Ty and Bebe settled in to life in Magee. Then Covid hit. “In 2020 everybody had a low grade of stress all the time. I was taking care of my aunt’s estate because she passed away at the end of 2019. Every time I’ve had cancer stress caused it, I do believe. The very first time we were moving; I thought I had six months but I had six weeks to move by myself to clean the house out. I think that’s why the cancer grew so fast. Then it happened again at the very beginning of 2021. I had cancer in my bone so I had to go and have surgery done for that,” Bebe explained. It was the same kind of cancer as the previous breast cancer.
She had surgery in March 2021; doctors put a plate and screws in her hip. In addition, Bebe began another round of chemo treatments. Then in 2022 the plate came apart resulting in surgery in July to place a rod followed by a third surgery due to the rod breaking. In October Bebe had her left hip replaced. In December she had another PET scan that revealed brain cancer.
This latest diagnosis has been the most debilitating of her journey. Bebe had no surgery but did have radiation treatments which left her out of it she and Ty said. “I will say radiation on your brain is different from radiation on other parts of your body because I’ve had radiation on two other parts. The brain one is … Ty will tell you there were just weeks that I just sat here.” Ty said he worried about her the whole time. All she could eat was ice cream and Rice Krispies.
She continued, “I’m not just surviving; I’m thriving! I really am. Believe me I know what it is just to survive because earlier this year I was literally just surviving. It was so weird when I went to have the blood clots out. That morning I was going to get up and have a treatment. I got up and I couldn’t catch my breath. I knew there was something wrong. I wasn’t driving then and my mother-in-law was going to take me to my treatment. When she got here we went on to Jackson. When they took my oxygen it was 80 something.” She stayed in ICU for three days. But the craziest part was after not eating for so long she started eating and the hospital food tasted good to her.
And thriving she is. Bebe travels every three weeks to visit her father in Hernando. She teaches a Wednesday morning Bible study, nationally known D-Group and has done so since the days of Covid. She recently resumed her volunteering with the Overflow Food Pantry. In addition, Bebe attends a Wednesday night Bible study. Together she and Ty attend a Thursday night small group through Legacy Church led by their pastor, Jacob McKenzie.

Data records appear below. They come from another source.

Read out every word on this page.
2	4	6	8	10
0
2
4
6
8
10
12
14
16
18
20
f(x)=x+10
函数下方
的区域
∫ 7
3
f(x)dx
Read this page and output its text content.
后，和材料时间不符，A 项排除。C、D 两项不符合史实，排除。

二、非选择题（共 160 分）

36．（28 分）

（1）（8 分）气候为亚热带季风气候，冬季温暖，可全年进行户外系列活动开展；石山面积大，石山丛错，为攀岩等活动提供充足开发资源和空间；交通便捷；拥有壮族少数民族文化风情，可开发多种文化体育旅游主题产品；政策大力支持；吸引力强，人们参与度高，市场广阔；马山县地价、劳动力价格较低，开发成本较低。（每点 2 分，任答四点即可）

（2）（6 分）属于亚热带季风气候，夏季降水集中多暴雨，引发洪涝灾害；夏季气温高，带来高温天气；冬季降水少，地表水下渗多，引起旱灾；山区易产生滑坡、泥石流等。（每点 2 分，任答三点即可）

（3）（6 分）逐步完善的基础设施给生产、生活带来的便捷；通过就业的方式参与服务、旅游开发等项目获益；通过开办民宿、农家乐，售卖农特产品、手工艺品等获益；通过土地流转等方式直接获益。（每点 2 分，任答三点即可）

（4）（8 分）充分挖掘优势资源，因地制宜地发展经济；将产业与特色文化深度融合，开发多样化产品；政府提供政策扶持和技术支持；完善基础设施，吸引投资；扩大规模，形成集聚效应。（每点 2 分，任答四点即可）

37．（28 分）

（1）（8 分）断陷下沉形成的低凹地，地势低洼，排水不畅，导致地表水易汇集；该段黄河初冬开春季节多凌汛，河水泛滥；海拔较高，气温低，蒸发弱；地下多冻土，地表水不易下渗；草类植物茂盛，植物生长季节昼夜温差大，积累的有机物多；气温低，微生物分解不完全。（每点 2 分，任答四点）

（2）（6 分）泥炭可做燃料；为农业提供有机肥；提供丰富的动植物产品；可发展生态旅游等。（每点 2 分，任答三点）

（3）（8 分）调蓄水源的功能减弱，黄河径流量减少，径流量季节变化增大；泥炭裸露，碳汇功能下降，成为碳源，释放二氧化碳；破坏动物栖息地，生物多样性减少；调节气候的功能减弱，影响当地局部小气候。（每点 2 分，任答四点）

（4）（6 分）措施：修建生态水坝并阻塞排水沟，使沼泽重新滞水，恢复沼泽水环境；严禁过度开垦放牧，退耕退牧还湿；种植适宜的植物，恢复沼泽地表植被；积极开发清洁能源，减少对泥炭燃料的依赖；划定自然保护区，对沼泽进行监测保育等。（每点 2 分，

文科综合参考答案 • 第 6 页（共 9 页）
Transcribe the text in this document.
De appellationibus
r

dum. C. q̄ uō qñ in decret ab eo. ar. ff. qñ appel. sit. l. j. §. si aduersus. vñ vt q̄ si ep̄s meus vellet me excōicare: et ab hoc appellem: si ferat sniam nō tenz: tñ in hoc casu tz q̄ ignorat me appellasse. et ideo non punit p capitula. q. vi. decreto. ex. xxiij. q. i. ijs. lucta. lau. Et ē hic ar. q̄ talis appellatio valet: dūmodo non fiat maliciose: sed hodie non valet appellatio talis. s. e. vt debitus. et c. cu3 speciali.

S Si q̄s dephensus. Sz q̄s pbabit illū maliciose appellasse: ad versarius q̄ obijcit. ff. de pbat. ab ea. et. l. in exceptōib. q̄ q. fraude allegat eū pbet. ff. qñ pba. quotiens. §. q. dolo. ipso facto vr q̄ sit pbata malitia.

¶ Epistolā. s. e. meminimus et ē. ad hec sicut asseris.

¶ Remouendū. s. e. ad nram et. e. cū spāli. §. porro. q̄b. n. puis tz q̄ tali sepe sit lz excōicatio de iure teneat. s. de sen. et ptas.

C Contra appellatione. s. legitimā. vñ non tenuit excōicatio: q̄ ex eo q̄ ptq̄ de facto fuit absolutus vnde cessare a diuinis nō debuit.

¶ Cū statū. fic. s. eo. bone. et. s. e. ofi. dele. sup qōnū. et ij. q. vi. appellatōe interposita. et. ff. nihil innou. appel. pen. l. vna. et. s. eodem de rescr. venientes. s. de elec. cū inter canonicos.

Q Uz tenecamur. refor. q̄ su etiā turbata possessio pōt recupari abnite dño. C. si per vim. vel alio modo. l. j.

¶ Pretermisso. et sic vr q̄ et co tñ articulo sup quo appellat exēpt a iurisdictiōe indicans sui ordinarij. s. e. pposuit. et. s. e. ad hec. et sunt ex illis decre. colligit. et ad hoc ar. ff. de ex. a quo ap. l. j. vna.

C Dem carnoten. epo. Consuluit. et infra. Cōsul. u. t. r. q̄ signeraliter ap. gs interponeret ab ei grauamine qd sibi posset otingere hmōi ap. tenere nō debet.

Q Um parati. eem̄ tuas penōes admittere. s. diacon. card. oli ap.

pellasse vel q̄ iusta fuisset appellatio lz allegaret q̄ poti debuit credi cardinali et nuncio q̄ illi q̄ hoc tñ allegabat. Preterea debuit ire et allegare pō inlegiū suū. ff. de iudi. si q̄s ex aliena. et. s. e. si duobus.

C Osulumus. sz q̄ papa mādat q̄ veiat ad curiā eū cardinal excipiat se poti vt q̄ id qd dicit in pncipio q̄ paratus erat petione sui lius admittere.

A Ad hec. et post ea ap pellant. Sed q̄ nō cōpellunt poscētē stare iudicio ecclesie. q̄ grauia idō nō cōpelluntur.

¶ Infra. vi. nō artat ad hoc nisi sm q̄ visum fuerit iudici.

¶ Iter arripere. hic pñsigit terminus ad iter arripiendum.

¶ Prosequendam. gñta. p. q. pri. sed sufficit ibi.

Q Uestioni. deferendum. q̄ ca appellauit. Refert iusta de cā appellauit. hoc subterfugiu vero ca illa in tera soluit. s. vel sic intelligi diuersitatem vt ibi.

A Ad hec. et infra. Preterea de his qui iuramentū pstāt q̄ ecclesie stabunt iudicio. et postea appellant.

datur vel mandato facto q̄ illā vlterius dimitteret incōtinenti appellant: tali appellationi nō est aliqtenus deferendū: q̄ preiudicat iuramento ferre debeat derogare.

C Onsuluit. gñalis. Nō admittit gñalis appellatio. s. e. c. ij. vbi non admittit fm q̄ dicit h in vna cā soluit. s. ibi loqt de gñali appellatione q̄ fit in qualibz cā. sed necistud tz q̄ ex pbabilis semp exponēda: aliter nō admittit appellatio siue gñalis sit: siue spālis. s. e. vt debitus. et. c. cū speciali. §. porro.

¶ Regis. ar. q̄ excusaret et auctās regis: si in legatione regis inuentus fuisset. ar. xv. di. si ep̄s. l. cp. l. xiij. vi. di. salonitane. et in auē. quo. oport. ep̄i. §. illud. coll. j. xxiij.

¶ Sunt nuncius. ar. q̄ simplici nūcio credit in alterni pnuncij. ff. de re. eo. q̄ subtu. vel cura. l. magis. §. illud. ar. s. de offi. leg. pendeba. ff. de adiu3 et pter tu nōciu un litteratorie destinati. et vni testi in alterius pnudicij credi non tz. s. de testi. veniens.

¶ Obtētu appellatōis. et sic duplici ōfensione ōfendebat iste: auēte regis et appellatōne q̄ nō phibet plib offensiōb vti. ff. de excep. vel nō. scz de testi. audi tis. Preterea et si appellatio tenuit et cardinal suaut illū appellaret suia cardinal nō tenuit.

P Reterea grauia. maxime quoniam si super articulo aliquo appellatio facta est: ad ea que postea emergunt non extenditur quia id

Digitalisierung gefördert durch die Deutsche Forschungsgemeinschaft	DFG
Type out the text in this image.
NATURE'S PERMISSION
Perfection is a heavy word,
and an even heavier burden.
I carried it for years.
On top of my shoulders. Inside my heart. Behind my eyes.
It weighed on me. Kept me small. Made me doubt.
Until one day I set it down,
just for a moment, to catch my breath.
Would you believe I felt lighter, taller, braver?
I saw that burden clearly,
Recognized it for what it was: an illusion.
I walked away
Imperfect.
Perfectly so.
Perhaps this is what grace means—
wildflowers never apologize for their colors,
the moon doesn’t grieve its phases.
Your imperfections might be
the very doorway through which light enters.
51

“Before I was diagnosed death is like in the distance, blurry but in the distance. But when death comes face to face with you, your life changes. I just don’t know how people do this without God. I don’t see how they do it. I remember when I was going through chemo at night in bed alone I mean I wasn’t alone Ty was with me – but I was alone because it’s just me inside my head. At night when it’s just you, I said you’ve got to know that you know. I knew that I knew but I really knew that I knew after that! In the dark nights God was just always there. I never felt alone.”
“It’s like I’m a crumpled up leaf floating on a big river of God’s love. I’m not climbing mountains, I’m not doing anything. I’m just letting Him take me where He wants to take me…because that’s where I want to go anyway!”